I'm currently reading the proof of the fact that the intersection of all the prime ideals of the commutative ring $A$ is nilradical of $A$.
The proof takes every non-nilpotent element $f$, and proves that there exists a prime ideal which does not contain $f$. Clearly the intersection of all such prime ideals will not contain any non-nilpotent element.
However, $A$ may contain an infinite number of non-nilpotent elements. Does this not imply that an infinite intersection of prime ideals should also be a prime ideal?
Thanks in advance!
Best Answer
Certainly not. If we assumed that the intersections of infinitely many prime ideals always had to be prime, then the nilradical of any ring with infinitely many prime ideals would have to be prime, but the nilradical of a commutative ring is prime iff the ring has a unique minimal prime ideal. There are lots of counterexamples to that, though, so the original assumption was wrong.
Michalis pointed out that the intersection of two primes does not have to be prime. A simple example would be $F\times F$ for a field $F$. $F\times \{0\}$ and $\{0\}\times F$ are both maximal, hence prime, ideals, and their intersection is $\{0\}\times\{0\}$ which is certainly not prime.
This idea generalizes to an infinite ideal example. Let $R=\prod_{i=1}^\infty F$ For a field $F$. The ideal $M_i$ which is $F$ on every coordinate except on the $i$th coordinate, and is zero on the $i$th coordinate is a maximal, hence prime ideal of $R$. The intersection of these ideals is the zero ideal, but again, the zero ideal isn't prime.

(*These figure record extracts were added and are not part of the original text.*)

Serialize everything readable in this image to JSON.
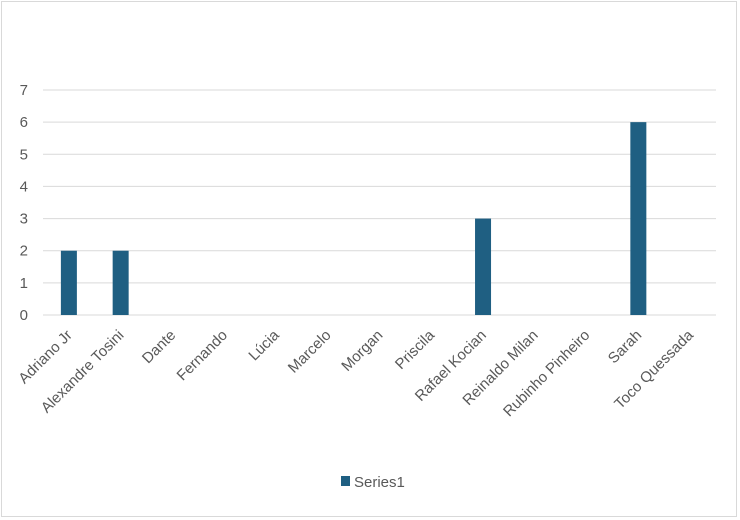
{
  "chart_data": {
    "type": "bar",
    "categories": [
      "Adriano Jr",
      "Alexandre Tosini",
      "Dante",
      "Fernando",
      "Lúcia",
      "Marcelo",
      "Morgan",
      "Priscila",
      "Rafael Kocian",
      "Reinaldo Milan",
      "Rubinho Pinheiro",
      "Sarah",
      "Toco Quessada"
    ],
    "series": [
      {
        "name": "Series1",
        "values": [
          2,
          2,
          0,
          0,
          0,
          0,
          0,
          0,
          3,
          0,
          0,
          6,
          0
        ],
        "color": "#1f5f82"
      }
    ],
    "title": "",
    "xlabel": "",
    "ylabel": "",
    "ylim": [
      0,
      7
    ],
    "yticks": [
      "0",
      "1",
      "2",
      "3",
      "4",
      "5",
      "6",
      "7"
    ],
    "grid": true,
    "legend_position": "bottom",
    "gridline_color": "#d9d9d9",
    "label_color": "#595959"
  }
}
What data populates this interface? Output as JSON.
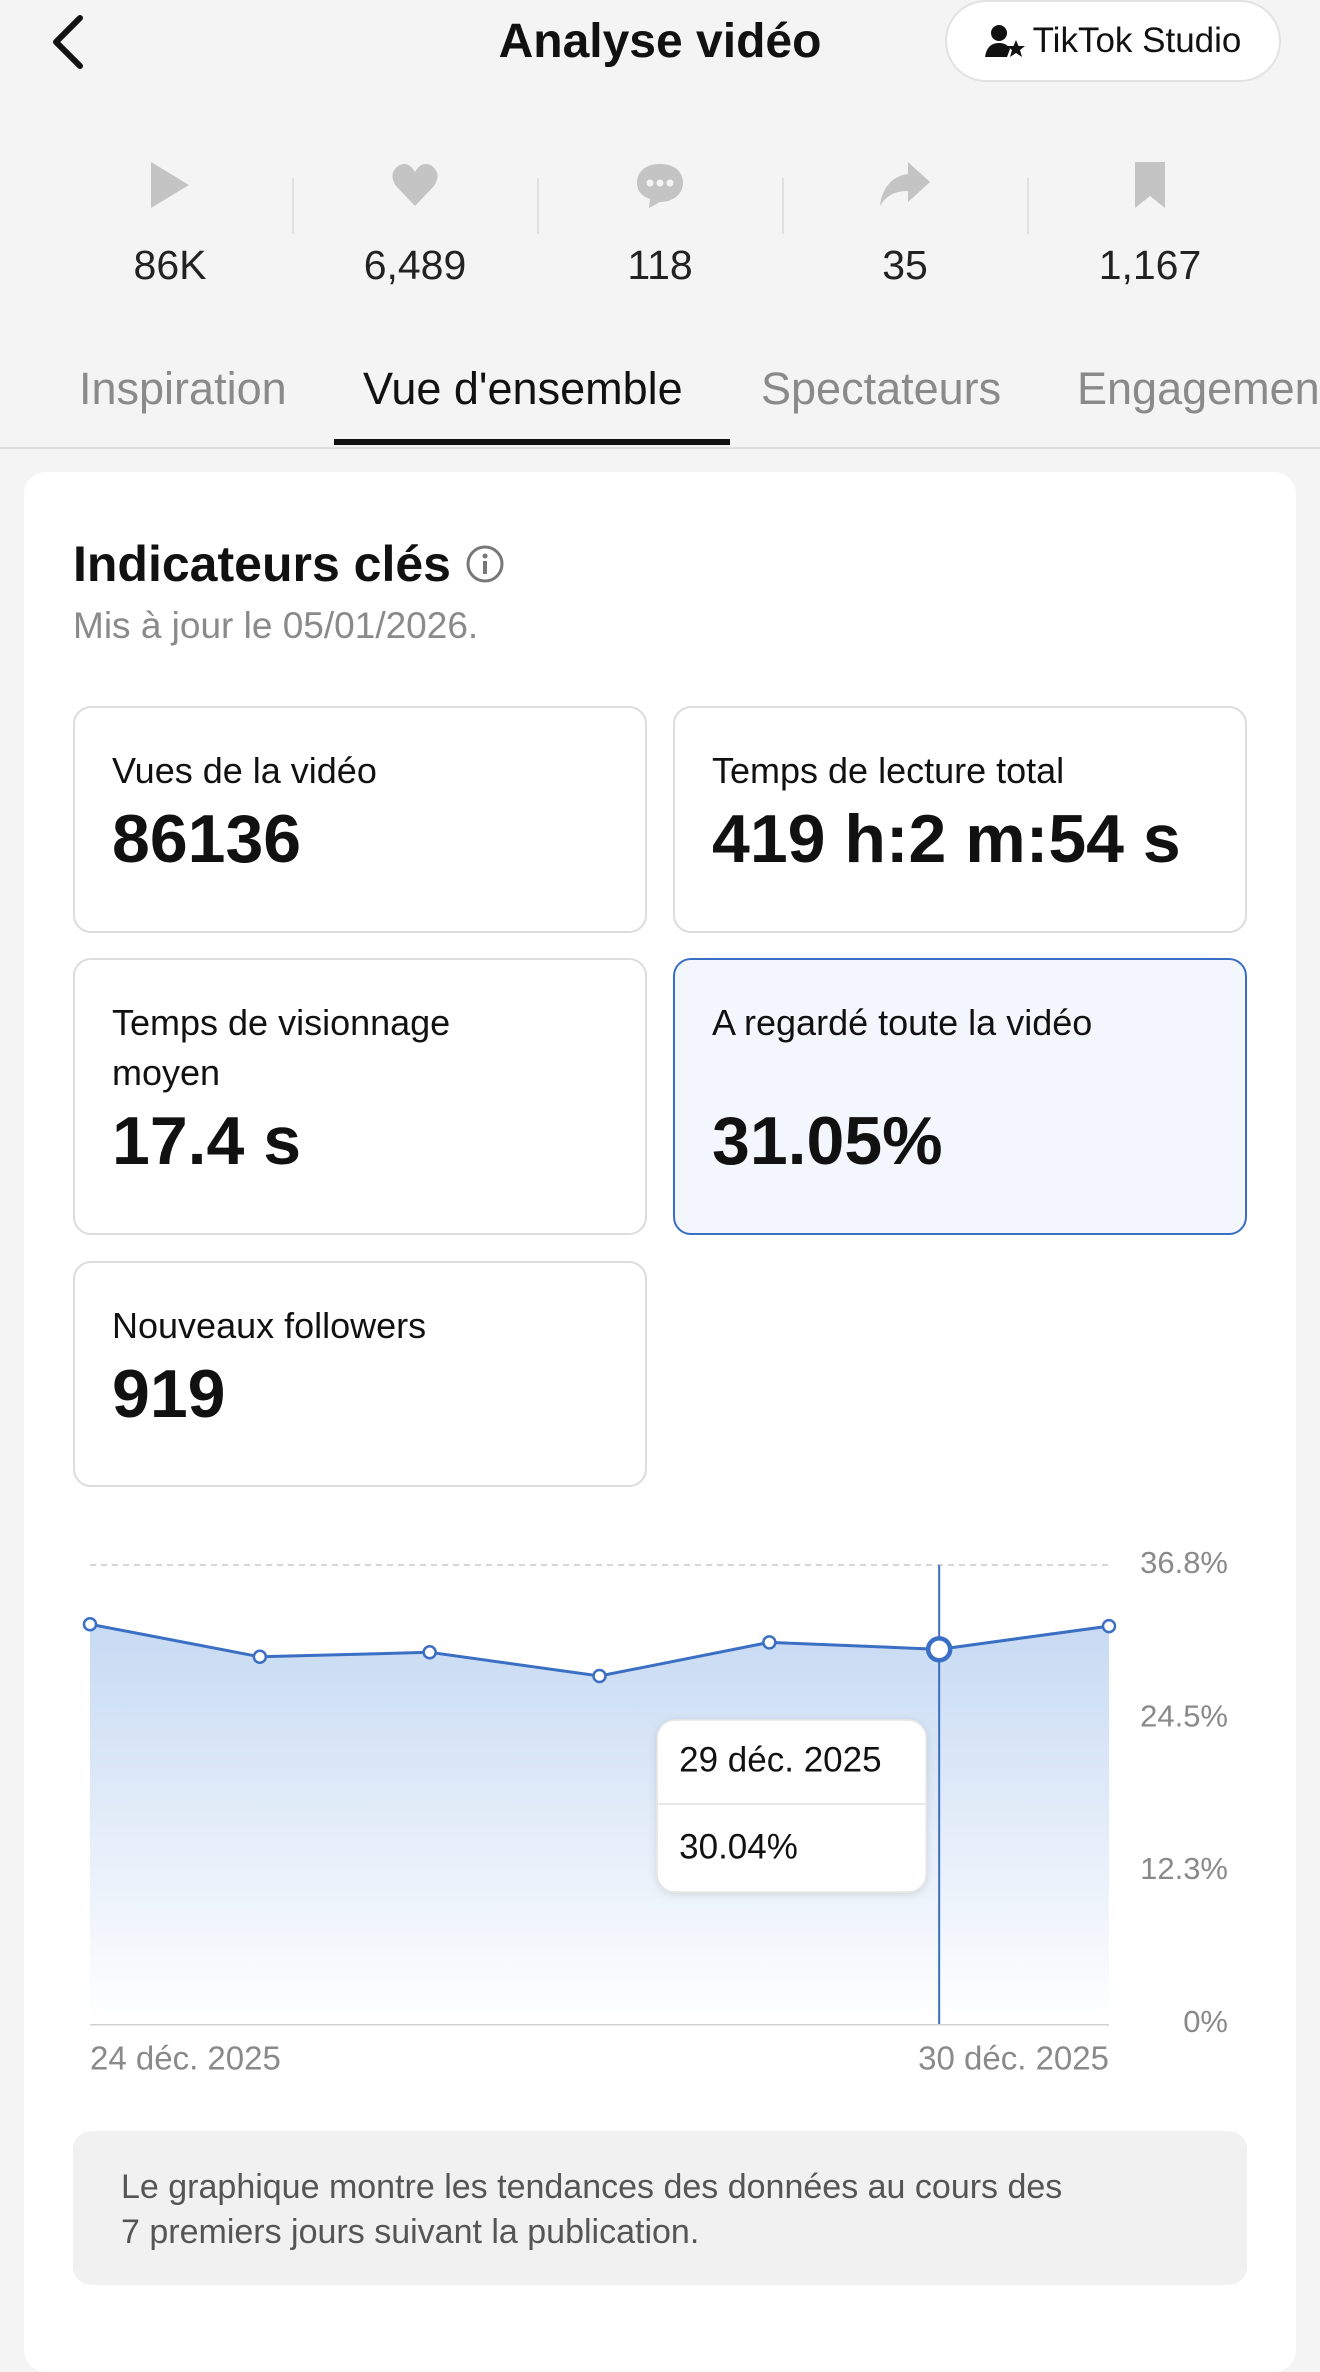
{
  "header": {
    "title": "Analyse vidéo",
    "button": "TikTok Studio"
  },
  "stats": [
    "86K",
    "6,489",
    "118",
    "35",
    "1,167"
  ],
  "tabs": [
    "Inspiration",
    "Vue d'ensemble",
    "Spectateurs",
    "Engagement"
  ],
  "card": {
    "title": "Indicateurs clés",
    "subtitle": "Mis à jour le 05/01/2026.",
    "metrics": [
      {
        "label": "Vues de la vidéo",
        "value": "86136"
      },
      {
        "label": "Temps de lecture total",
        "value": "419 h:2 m:54 s"
      },
      {
        "label": "Temps de visionnage moyen",
        "value": "17.4 s"
      },
      {
        "label": "A regardé toute la vidéo",
        "value": "31.05%"
      },
      {
        "label": "Nouveaux followers",
        "value": "919"
      }
    ]
  },
  "chart_data": {
    "type": "line",
    "categories": [
      "24 déc. 2025",
      null,
      null,
      null,
      null,
      null,
      "30 déc. 2025"
    ],
    "series": [
      {
        "color": "#3b6fc4",
        "values": [
          32.05,
          29.44,
          29.8,
          27.9,
          30.6,
          30.04,
          31.9
        ]
      }
    ],
    "ylim": [
      0,
      36.8
    ],
    "yticks": [
      {
        "value": 0,
        "label": "0%"
      },
      {
        "value": 12.3,
        "label": "12.3%"
      },
      {
        "value": 24.5,
        "label": "24.5%"
      },
      {
        "value": 36.8,
        "label": "36.8%"
      }
    ],
    "grid": true,
    "tooltip": {
      "category": "29 déc. 2025",
      "value": 30.04,
      "value_label": "30.04%"
    }
  },
  "note": {
    "lines": [
      "Le graphique montre les tendances des données au cours des",
      "7 premiers jours suivant la publication."
    ]
  }
}
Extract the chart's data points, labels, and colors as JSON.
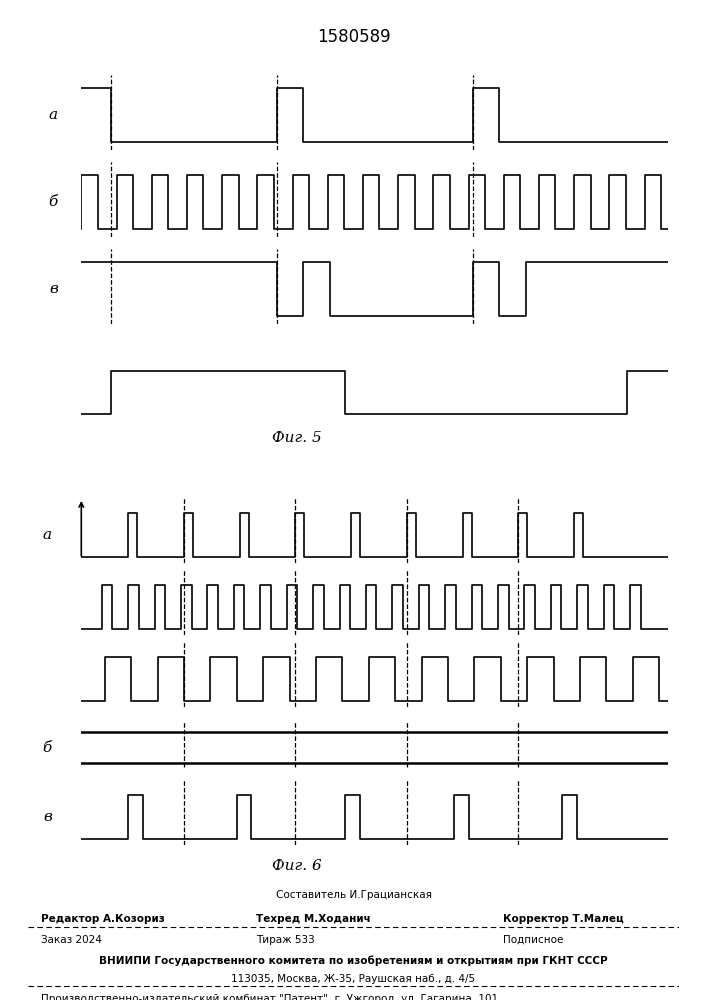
{
  "title": "1580589",
  "fig5_label": "Фиг. 5",
  "fig6_label": "Фиг. 6",
  "footer_line0": "Составитель И.Грацианская",
  "footer_line1": "Редактор А.Козориз",
  "footer_line1b": "Техред М.Ходанич",
  "footer_line1c": "Корректор Т.Малец",
  "footer_line2a": "Заказ 2024",
  "footer_line2b": "Тираж 533",
  "footer_line2c": "Подписное",
  "footer_line3": "ВНИИПИ Государственного комитета по изобретениям и открытиям при ГКНТ СССР",
  "footer_line4": "113035, Москва, Ж-35, Раушская наб., д. 4/5",
  "footer_line5": "Производственно-издательский комбинат \"Патент\", г. Ужгород, ул. Гагарина, 101",
  "bg": "#ffffff",
  "lc": "#000000"
}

Finally, let's get one with a nonzero nilradical. Take the same ring $R$ as above, and construct the triangular matrix ring of matrices that look like this: $\begin{bmatrix}a&b\\0&a\end{bmatrix}$ for $a,b\in R$. The intersection of maximal ideals of this ring is equal to the set of matrices of the form $\begin{bmatrix}0&b\\0&0\end{bmatrix}$ for $a,b\in R$, which is again not prime. There are infinitely many such matrices if your field is infinite.
However, there is an important case when the intersection of a family of prime ideals is prime: if they form a descending chain.